Never have IT leaders at hospitals and healthcare systems been tasked with as many policy mandates as they are being asked to manage currently. In the upcoming September issue of Healthcare Informatics,Associate Editor Gabriel Perna talked to several industry leaders on the scope of different policy issues facing healthcare IT leaders in 2013 and beyond.
Leading up to the release of that feature, over the next week or two, he will be publishing additional, extensive interviews of what was said by a few of these experts. Much of this has been left on the “cutting room floor.” Part 2 of this series is with Edward Marx, senior vice president and CIO of Texas Health Resources, a large multiple hospital system based in the Dallas area.
Below are excerpts from that interview.
What are some of the major policy issues facing CIOs for the rest of 2013?
I think you can break it down into three or four groups. One is all of the payment reform. The one that is most visible in that regard is accountable care organizations (ACOs), which Texas Health is involved in a couple and is pulling out of the Pioneer program [from the Centers for Medicare & Medicare Services]. And then you have value-based purchasing and pay for performance. That is one big area, [we’re focusing on] how to enable that.
The second big area is meaningful use—[and the question of whether or not] to delay or not to delay? The third thing is ICD-10 and [the question of whether or not] is everyone ready for that? The final thing, and what I’m most interested in, is consumer engagement. Because to make all of these things work, you have to engage the consumers. And I’m not sure we’re doing that from a policy level.
How, if at all, has the delay of the publication of the Stage 3 preliminary rule impacted the work being done by healthcare CIOs such as yourself?
We are very fortunate to have forward-thinking leaders, from our CEO to our board of directors. We implemented an electronic health record [EHR], health information exchange, and patient portal technology, a while ago. We have what it takes to go with meaningful use Stage 3. But we recognize as an industry, we’re not there yet. Whether, we’re talking about vendors or peer organizations, I think it’s good, they’re taking a look, pausing, and letting everyone catch up. It’s good for the industry.
It’s an old story, but unfortunately it’s still true, it’s a lack of standards. We have some standards, but we yet can’t think to operate easily. I think the vendors are trying to play catch up. If you look at some of the most wired data that recently came out…I think related to even meaningful use Stage 2, and early Stage 3, with patient engagement and HIE measures, even the most wired hospitals I think were only 40-50 percent on certain measures. The rest were around 20 percent. You can see there is a lot of growth that needs to happen.
That is the discussion. I don’t think it would be wise to delay Stage 2, because of the momentum question. There is a lot of pressure out there, pushing vendors, payers, providers, and everyone in the right direction. We’ve known about this for a long time. I think we’re past the tipping point on Stage 2. Stage 3 is still a ways out, and I think it would be appropriate for people to catch up on Stage 2, give them a pause to execute, and then hit Stage 3.

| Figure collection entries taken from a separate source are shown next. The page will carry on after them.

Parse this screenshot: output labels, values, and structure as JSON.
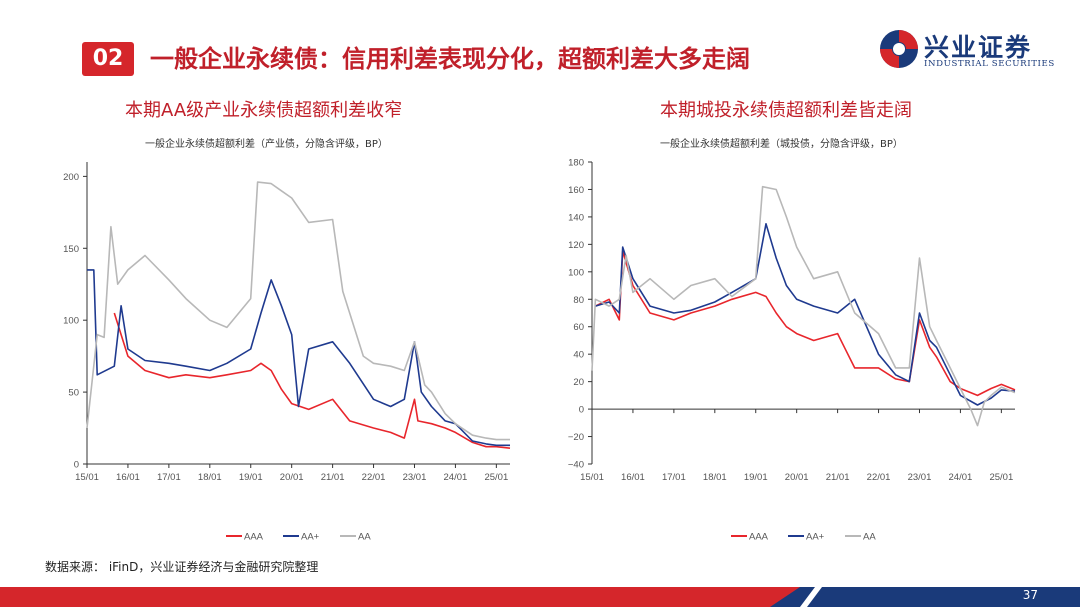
{
  "header": {
    "number": "02",
    "title": "一般企业永续债：信用利差表现分化，超额利差大多走阔"
  },
  "logo": {
    "cn": "兴业证券",
    "en": "INDUSTRIAL SECURITIES"
  },
  "colors": {
    "accent": "#d5262b",
    "navy": "#1a3a7a",
    "aaa": "#e8262c",
    "aaplus": "#1f3a8f",
    "aa": "#b8b8b8"
  },
  "left": {
    "title": "本期AA级产业永续债超额利差收窄",
    "subtitle": "一般企业永续债超额利差（产业债，分隐含评级，BP）"
  },
  "right": {
    "title": "本期城投永续债超额利差皆走阔",
    "subtitle": "一般企业永续债超额利差（城投债，分隐含评级，BP）"
  },
  "source": "数据来源： iFinD，兴业证券经济与金融研究院整理",
  "page": "37",
  "chart_data": [
    {
      "type": "line",
      "x_ticks": [
        "15/01",
        "16/01",
        "17/01",
        "18/01",
        "19/01",
        "20/01",
        "21/01",
        "22/01",
        "23/01",
        "24/01",
        "25/01"
      ],
      "y_ticks": [
        0,
        50,
        100,
        150,
        200
      ],
      "ylim": [
        0,
        210
      ],
      "xlim": [
        "2015-01",
        "2025-05"
      ],
      "legend_position": "bottom",
      "series": [
        {
          "name": "AAA",
          "color": "#e8262c",
          "points": [
            [
              "2015-02",
              null
            ],
            [
              "2015-06",
              null
            ],
            [
              "2015-09",
              105
            ],
            [
              "2015-11",
              90
            ],
            [
              "2016-01",
              75
            ],
            [
              "2016-06",
              65
            ],
            [
              "2017-01",
              60
            ],
            [
              "2017-06",
              62
            ],
            [
              "2018-01",
              60
            ],
            [
              "2018-06",
              62
            ],
            [
              "2019-01",
              65
            ],
            [
              "2019-04",
              70
            ],
            [
              "2019-07",
              65
            ],
            [
              "2019-10",
              52
            ],
            [
              "2020-01",
              42
            ],
            [
              "2020-06",
              38
            ],
            [
              "2021-01",
              45
            ],
            [
              "2021-06",
              30
            ],
            [
              "2022-01",
              25
            ],
            [
              "2022-06",
              22
            ],
            [
              "2022-10",
              18
            ],
            [
              "2023-01",
              45
            ],
            [
              "2023-02",
              30
            ],
            [
              "2023-06",
              28
            ],
            [
              "2023-10",
              25
            ],
            [
              "2024-01",
              22
            ],
            [
              "2024-06",
              15
            ],
            [
              "2024-10",
              12
            ],
            [
              "2025-01",
              12
            ],
            [
              "2025-05",
              11
            ]
          ]
        },
        {
          "name": "AA+",
          "color": "#1f3a8f",
          "points": [
            [
              "2015-01",
              135
            ],
            [
              "2015-03",
              135
            ],
            [
              "2015-04",
              62
            ],
            [
              "2015-09",
              68
            ],
            [
              "2015-11",
              110
            ],
            [
              "2016-01",
              80
            ],
            [
              "2016-06",
              72
            ],
            [
              "2017-01",
              70
            ],
            [
              "2017-06",
              68
            ],
            [
              "2018-01",
              65
            ],
            [
              "2018-06",
              70
            ],
            [
              "2019-01",
              80
            ],
            [
              "2019-04",
              105
            ],
            [
              "2019-07",
              128
            ],
            [
              "2019-10",
              110
            ],
            [
              "2020-01",
              90
            ],
            [
              "2020-03",
              40
            ],
            [
              "2020-06",
              80
            ],
            [
              "2021-01",
              85
            ],
            [
              "2021-06",
              70
            ],
            [
              "2022-01",
              45
            ],
            [
              "2022-06",
              40
            ],
            [
              "2022-10",
              45
            ],
            [
              "2023-01",
              85
            ],
            [
              "2023-03",
              50
            ],
            [
              "2023-06",
              40
            ],
            [
              "2023-10",
              30
            ],
            [
              "2024-01",
              28
            ],
            [
              "2024-06",
              16
            ],
            [
              "2024-10",
              14
            ],
            [
              "2025-01",
              13
            ],
            [
              "2025-05",
              13
            ]
          ]
        },
        {
          "name": "AA",
          "color": "#b8b8b8",
          "points": [
            [
              "2015-01",
              25
            ],
            [
              "2015-04",
              90
            ],
            [
              "2015-06",
              88
            ],
            [
              "2015-08",
              165
            ],
            [
              "2015-10",
              125
            ],
            [
              "2016-01",
              135
            ],
            [
              "2016-06",
              145
            ],
            [
              "2017-01",
              128
            ],
            [
              "2017-06",
              115
            ],
            [
              "2018-01",
              100
            ],
            [
              "2018-06",
              95
            ],
            [
              "2019-01",
              115
            ],
            [
              "2019-03",
              196
            ],
            [
              "2019-07",
              195
            ],
            [
              "2019-10",
              190
            ],
            [
              "2020-01",
              185
            ],
            [
              "2020-06",
              168
            ],
            [
              "2021-01",
              170
            ],
            [
              "2021-04",
              120
            ],
            [
              "2021-10",
              75
            ],
            [
              "2022-01",
              70
            ],
            [
              "2022-06",
              68
            ],
            [
              "2022-10",
              65
            ],
            [
              "2023-01",
              85
            ],
            [
              "2023-04",
              55
            ],
            [
              "2023-06",
              50
            ],
            [
              "2023-10",
              35
            ],
            [
              "2024-01",
              28
            ],
            [
              "2024-06",
              20
            ],
            [
              "2024-10",
              18
            ],
            [
              "2025-01",
              17
            ],
            [
              "2025-05",
              17
            ]
          ]
        }
      ]
    },
    {
      "type": "line",
      "x_ticks": [
        "15/01",
        "16/01",
        "17/01",
        "18/01",
        "19/01",
        "20/01",
        "21/01",
        "22/01",
        "23/01",
        "24/01",
        "25/01"
      ],
      "y_ticks": [
        -40,
        -20,
        0,
        20,
        40,
        60,
        80,
        100,
        120,
        140,
        160,
        180
      ],
      "ylim": [
        -40,
        180
      ],
      "xlim": [
        "2015-01",
        "2025-05"
      ],
      "legend_position": "bottom",
      "series": [
        {
          "name": "AAA",
          "color": "#e8262c",
          "points": [
            [
              "2015-02",
              75
            ],
            [
              "2015-06",
              80
            ],
            [
              "2015-09",
              65
            ],
            [
              "2015-10",
              115
            ],
            [
              "2016-01",
              90
            ],
            [
              "2016-06",
              70
            ],
            [
              "2017-01",
              65
            ],
            [
              "2017-06",
              70
            ],
            [
              "2018-01",
              75
            ],
            [
              "2018-06",
              80
            ],
            [
              "2019-01",
              85
            ],
            [
              "2019-04",
              82
            ],
            [
              "2019-07",
              70
            ],
            [
              "2019-10",
              60
            ],
            [
              "2020-01",
              55
            ],
            [
              "2020-06",
              50
            ],
            [
              "2021-01",
              55
            ],
            [
              "2021-03",
              45
            ],
            [
              "2021-06",
              30
            ],
            [
              "2022-01",
              30
            ],
            [
              "2022-06",
              22
            ],
            [
              "2022-10",
              20
            ],
            [
              "2023-01",
              65
            ],
            [
              "2023-04",
              45
            ],
            [
              "2023-06",
              38
            ],
            [
              "2023-10",
              20
            ],
            [
              "2024-01",
              15
            ],
            [
              "2024-06",
              10
            ],
            [
              "2024-10",
              15
            ],
            [
              "2025-01",
              18
            ],
            [
              "2025-05",
              14
            ]
          ]
        },
        {
          "name": "AA+",
          "color": "#1f3a8f",
          "points": [
            [
              "2015-02",
              75
            ],
            [
              "2015-06",
              78
            ],
            [
              "2015-09",
              70
            ],
            [
              "2015-10",
              118
            ],
            [
              "2016-01",
              95
            ],
            [
              "2016-06",
              75
            ],
            [
              "2017-01",
              70
            ],
            [
              "2017-06",
              72
            ],
            [
              "2018-01",
              78
            ],
            [
              "2018-06",
              85
            ],
            [
              "2019-01",
              95
            ],
            [
              "2019-04",
              135
            ],
            [
              "2019-07",
              110
            ],
            [
              "2019-10",
              90
            ],
            [
              "2020-01",
              80
            ],
            [
              "2020-06",
              75
            ],
            [
              "2021-01",
              70
            ],
            [
              "2021-06",
              80
            ],
            [
              "2022-01",
              40
            ],
            [
              "2022-06",
              25
            ],
            [
              "2022-10",
              20
            ],
            [
              "2023-01",
              70
            ],
            [
              "2023-04",
              50
            ],
            [
              "2023-06",
              45
            ],
            [
              "2023-10",
              25
            ],
            [
              "2024-01",
              10
            ],
            [
              "2024-06",
              3
            ],
            [
              "2024-10",
              8
            ],
            [
              "2025-01",
              14
            ],
            [
              "2025-05",
              13
            ]
          ]
        },
        {
          "name": "AA",
          "color": "#b8b8b8",
          "points": [
            [
              "2015-01",
              28
            ],
            [
              "2015-02",
              80
            ],
            [
              "2015-06",
              75
            ],
            [
              "2015-09",
              80
            ],
            [
              "2015-11",
              112
            ],
            [
              "2016-01",
              85
            ],
            [
              "2016-06",
              95
            ],
            [
              "2017-01",
              80
            ],
            [
              "2017-06",
              90
            ],
            [
              "2018-01",
              95
            ],
            [
              "2018-06",
              82
            ],
            [
              "2019-01",
              95
            ],
            [
              "2019-03",
              162
            ],
            [
              "2019-07",
              160
            ],
            [
              "2019-10",
              140
            ],
            [
              "2020-01",
              118
            ],
            [
              "2020-06",
              95
            ],
            [
              "2021-01",
              100
            ],
            [
              "2021-06",
              70
            ],
            [
              "2022-01",
              55
            ],
            [
              "2022-06",
              30
            ],
            [
              "2022-10",
              30
            ],
            [
              "2023-01",
              110
            ],
            [
              "2023-04",
              60
            ],
            [
              "2023-06",
              50
            ],
            [
              "2023-10",
              30
            ],
            [
              "2024-01",
              15
            ],
            [
              "2024-04",
              0
            ],
            [
              "2024-06",
              -12
            ],
            [
              "2024-08",
              5
            ],
            [
              "2024-10",
              10
            ],
            [
              "2025-01",
              16
            ],
            [
              "2025-05",
              12
            ]
          ]
        }
      ]
    }
  ]
}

Will anything come of this?
I know there is a lot of pressure from associations and things of that nature, but I don’t think we’ll see a delay. People understand the need to keep the pressure on and keep the momentum going. Otherwise, people will get use to the fact that the government comes out with regulation, whether it’s HIPAA [the Health Insurance Portability and Accountability Act of 1996], ICD-10, and then there is delay after delay after delay, so they don’t worry about it. I think that would send the wrong message if you did that with Stage 2.
Why did your organization out pull out of the Pioneer ACO program?
I think I’ll just skip to our talking point on this one. [Texas Health issued a statement saying that it was on pace to save $10 million annually, but it was going to be liable for a penalty between $6 million and $9 million at the end of 2013 through the program]
Is this a longer-term issue for you and your colleagues at THR?
No, I think it’s definitely top five. We’re pursuing other accountable care arrangements. I think it is the future. What’s missing is that patient engagement element. Some of these Pioneer ACOs, the patients don’t even know they are in an ACO. Some of them. There is no personal responsibility. Until we incentivize consumers, we’re going to struggle in accountable care and new payment models.